Thanks for your feedback. One small comment regarding:
Removing the constraints from the table definitions
The foreign key checks are being disabled before loading the data, see, e.g.:
@sbaltes thanks for mentioning that. Actually, I was not quite sure how consequent disabling and then enabling the foreign key check for each load operation could affect the whole time needed for the process of loading all the tables, as in the helper script (6_load_sotorrent.sql
) foreign key checks are disabled right before each load operation and then enabled right after the table has been loaded. I think it might be faster to disable the foreign key checks right at the start of the script then enabling it just at its end; the inside of 6_load_sotorrent.sql
could look like something like this I guess:
SET FOREIGN_KEY_CHECKS=0;
-- CONTENTS OF CURRENT 6_load_sotorrent.sql WITHOUT TWEAKING THE FOREIGN KEY CHECKS SEPARATELY FOR EACH TABLE
SET FOREIGN_KEY_CHECKS=1;
I guess the main drawback in this scenario would be that the foreign key constraints on the tables are not verified until all the tables are loaded and this might cause late data inconsistency errors.
I will update our system to Ubuntu 18.04 before importing the next SOTorrent release. Maybe I can reproduce the issues you faced.

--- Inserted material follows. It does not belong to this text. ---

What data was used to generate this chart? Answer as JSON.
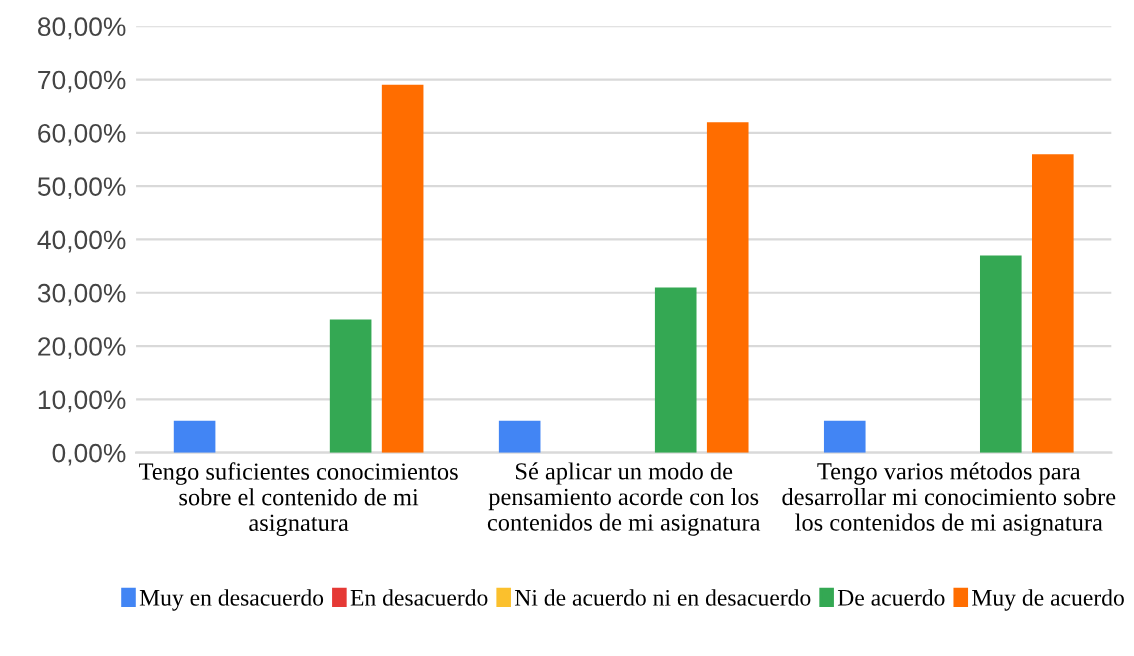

I'm currently uploading the new release 2019-03-17 to Zenodo. I created and tested this release on Windows 10 and Ubuntu 18.04 running MySQL Server 8.0. The import takes less than 24 hours on the above-mentioned hardware. I added some tips to the README file.
Hello everyone, maybe someone more familiar with databases can provide some insight? I'm trying to load the SOTorrent dataset into
mysql
(only thing supported by the provided scripts).I've tried using the default ubuntu 18.04 mysql package (5.7) with
innodb_pool_buffer_size
set to 100G (80% of my machine's RAM) with little success. It hung on loading posts from xml despite any configuration.I then uninstalled mysql and downloaded Percona Server 5.7 which no longer hangs on loading the data (even without changing the provided mysql.cnf), but is still taking a long time (over 5 hours to load Posts.xml).
Is this normal? If anyone else has done this, can they share how long this step took for them?
Full mysql logs can be found at this github gist.